Issue 3 | Summer 2011

Editors' Note

Welcome to the third issue of Lantern Review. The modes and aesthetics of the poems collected in the following pages range widely: from lyric free verse (as in Sandra M. Yee’s “Weather that Asks for the Lighting of Candles”) to the rhymed and metrical (as in Vikas K. Menon’s “Tell”), to the impishly avant garde (as in Jen Y. Cheng’s “Peas of the Seas”). They play with white space and buck the notion of titles (e.g. Kim Koga’s “[O metal wing lengthen these]”), blend visual and verbal mediums (e.g. Monica Ong’s “Corona Mestiza”), delve into serial prose (e.g. Oliver de la Paz’s “Dear Empire” group), and—at times—hang on the weight of a single image (e.g. Melissa R. Sipin’s “Love Is”). They are diverse, daring, and at times, strongly divergent; nevertheless, we’ve come to believe that this is our strongest, most complex issue yet.

As we were piecing the issue together, a number of recurrent themes emerged. Among the strongest of these was the motif of the body as both the vehicle by which language is produced, and as the object on which linguistic and geographic violence can be impose. In particular, images of the mouth—as the chamber in which speech and song are given substance—wend their way through the issue like a serpentine thread, so that we begin with the birth cries of Shayok (Misha) Chowdhury’s “Creation Myth” and end with Wendy Chin-Tanner’s defiant celebration of a flapping, disembodied tongue. The specter of race hovers uncomfortably over the body of works that comprise this issue, too. Yellowness—of face, of signs, of light—pervades many of the poems: see, for example, the orange “freeway flares” of Eugenia Leigh’s “Departure” and the “emergency pink” with which they paint the speaker’s hands; the yellow caution tape in Oliver de la Paz’s “Dear Empire [These are your inquests]”; and the trauma of yellow-face performance that Hong-Thao Nguyen probes in “Lattice Work.” The body is also explored through acts of mapping. From Kim-An Lieberman’s rendering of the body as a chart on which to plot physical decay, to Monica Ong’s superimposition of a map-like shadow on a brain scan, to the vaguely continental shape of Kim Koga’s “[O metal wing lengthen these],” the poems in this issue probe and transgress geographical, physical, and linguistic boundaries, smearing the distinguishing lines between page, diagram, and the surfaces of the body itself.

This issue also features several technical improvements upon previous issues. Because we have chosen to feature several visual poems—including two selections from our 2011 Postcard Project—we’ve employed a new function that allows you to click on any visual poem in order to enlarge and explore it more closely.
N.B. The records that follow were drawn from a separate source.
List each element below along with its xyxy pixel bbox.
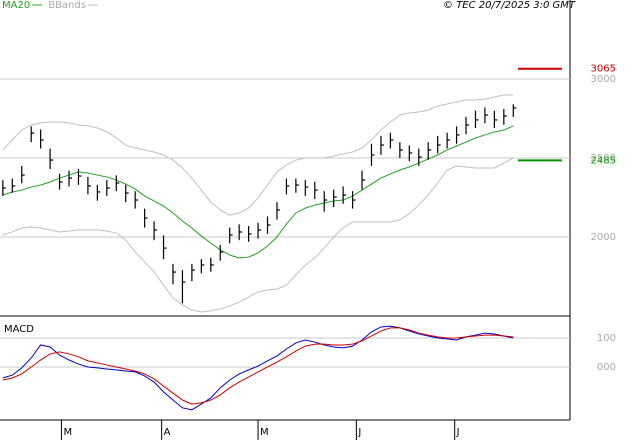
y-tick-label: 3000 — [591, 74, 616, 85]
level-label: 2485 — [591, 155, 616, 166]
line — [2, 327, 514, 405]
y-tick-label: 000 — [597, 362, 616, 373]
frame — [0, 0, 571, 421]
level-label: 3065 — [591, 64, 616, 75]
x-tick-label: J — [456, 427, 460, 438]
y-tick-label: 100 — [597, 333, 616, 344]
line — [2, 325, 514, 411]
y-tick-label: 2000 — [591, 232, 616, 243]
x-tick-label: J — [357, 427, 361, 438]
line — [2, 157, 514, 313]
y-tick-label: 2500 — [591, 153, 616, 164]
x-tick-label: M — [63, 427, 72, 438]
source: © TEC 20/7/2025 3:0 GMT — [443, 0, 576, 11]
legend-label: MA20 — [2, 0, 30, 11]
line — [2, 94, 514, 216]
macd-title: MACD — [4, 324, 34, 335]
x-tick-label: A — [164, 427, 171, 438]
legend-label: BBands — [48, 0, 86, 11]
x-tick-label: M — [260, 427, 269, 438]
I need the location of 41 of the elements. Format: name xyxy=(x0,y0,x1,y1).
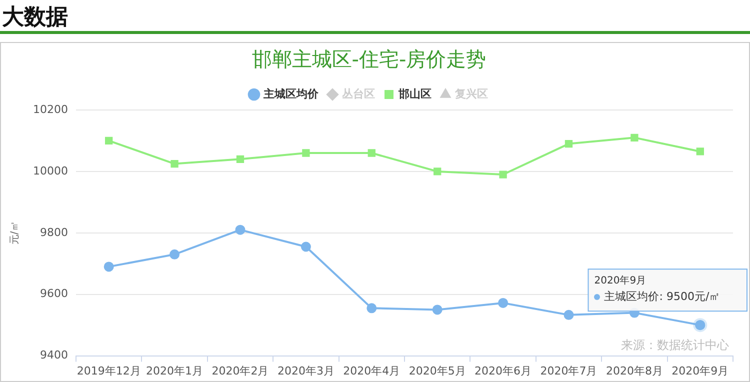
point xyxy=(105,136,113,145)
point xyxy=(170,249,180,260)
y-tick-label: 9800 xyxy=(40,226,68,239)
x-tick-label: 2020年5月 xyxy=(408,364,466,378)
point xyxy=(170,160,178,168)
annotation: 主城区均价: 9500元/㎡ xyxy=(604,290,720,303)
point xyxy=(499,170,507,178)
point xyxy=(498,298,508,308)
point xyxy=(434,168,442,176)
x-tick-label: 2020年9月 xyxy=(672,364,729,378)
x-tick-label: 2020年4月 xyxy=(343,364,400,378)
point xyxy=(302,149,310,157)
x-tick-label: 2020年1月 xyxy=(146,364,204,378)
chart-title: 邯郸主城区-住宅-房价走势 xyxy=(252,47,486,72)
y-tick-label: 9400 xyxy=(40,348,68,362)
point xyxy=(564,140,573,148)
point xyxy=(104,262,114,272)
y-tick-label: 10200 xyxy=(32,102,68,116)
legend-label: 邯山区 xyxy=(398,87,432,100)
x-tick-label: 2020年6月 xyxy=(474,364,532,378)
annotation: 2020年9月 xyxy=(594,274,646,287)
x-tick-label: 2020年3月 xyxy=(277,364,334,378)
y-tick-label: 9600 xyxy=(40,287,68,300)
point xyxy=(696,148,704,156)
text: 大数据 xyxy=(0,0,750,34)
x-tick-label: 2020年2月 xyxy=(212,364,269,378)
point xyxy=(368,149,376,157)
point xyxy=(564,310,574,320)
point xyxy=(432,304,442,315)
point xyxy=(300,242,311,252)
y-axis-title: 元/㎡ xyxy=(10,221,21,245)
x-tick-label: 2020年8月 xyxy=(606,364,663,378)
x-tick-label: 2020年7月 xyxy=(540,364,598,378)
y-tick-label: 10000 xyxy=(32,164,68,178)
point xyxy=(366,303,377,314)
annotation: 来源：数据统计中心 xyxy=(621,338,729,352)
legend-label: 主城区均价 xyxy=(262,87,320,100)
x-tick-label: 2019年12月 xyxy=(76,364,141,378)
point xyxy=(236,155,244,163)
point xyxy=(235,224,246,235)
point xyxy=(630,134,638,142)
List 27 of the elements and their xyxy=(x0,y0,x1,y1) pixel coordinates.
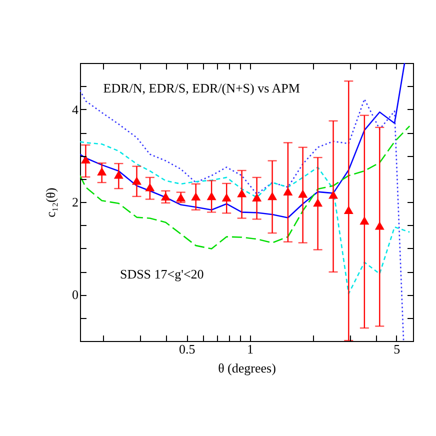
y-axis-title: c₁₂(θ) xyxy=(43,188,58,218)
x-tick-label: 1 xyxy=(247,342,254,356)
point xyxy=(328,190,338,199)
point xyxy=(374,222,384,230)
point xyxy=(252,193,262,202)
point xyxy=(176,193,186,202)
x-tick-label: 5 xyxy=(394,342,400,356)
point xyxy=(114,170,124,179)
annotation: SDSS 17<g'<20 xyxy=(120,266,204,282)
y-tick-label: 4 xyxy=(72,102,79,117)
point xyxy=(222,193,232,202)
point xyxy=(268,192,278,200)
point xyxy=(191,192,201,201)
annotation: EDR/N, EDR/S, EDR/(N+S) vs APM xyxy=(103,80,300,96)
point xyxy=(160,192,170,201)
point xyxy=(344,206,354,214)
x-axis-title: θ (degrees) xyxy=(218,360,276,376)
point xyxy=(206,192,216,200)
point xyxy=(313,198,323,207)
point xyxy=(298,190,308,198)
point xyxy=(237,189,247,198)
y-tick-label: 0 xyxy=(72,287,78,302)
point xyxy=(283,187,293,196)
point xyxy=(145,183,155,192)
x-tick-label: 0.5 xyxy=(179,342,196,356)
point xyxy=(360,216,370,225)
y-tick-label: 2 xyxy=(72,194,78,210)
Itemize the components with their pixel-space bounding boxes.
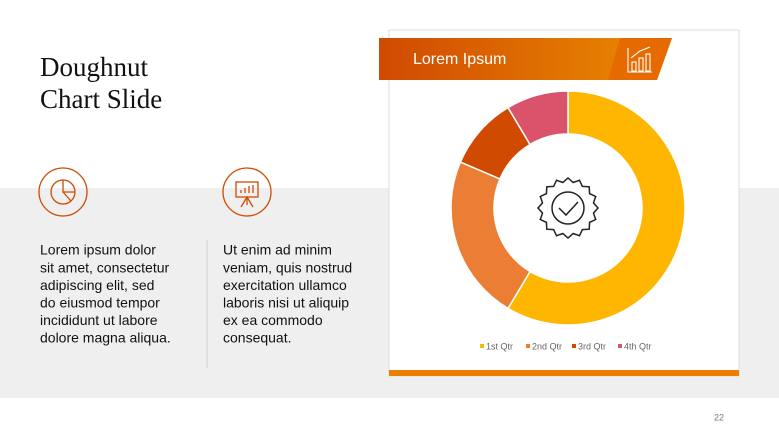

We’ve also cleaned up the look of our printable versions in order to make them neater and more consistent with our overall visual aesthetic. These new features are just a first step toward our goal of developing a more streamlined, intuitive reading experience, and we hope to continue improving the design, interactivity, and accessibility of our layout in issues to come.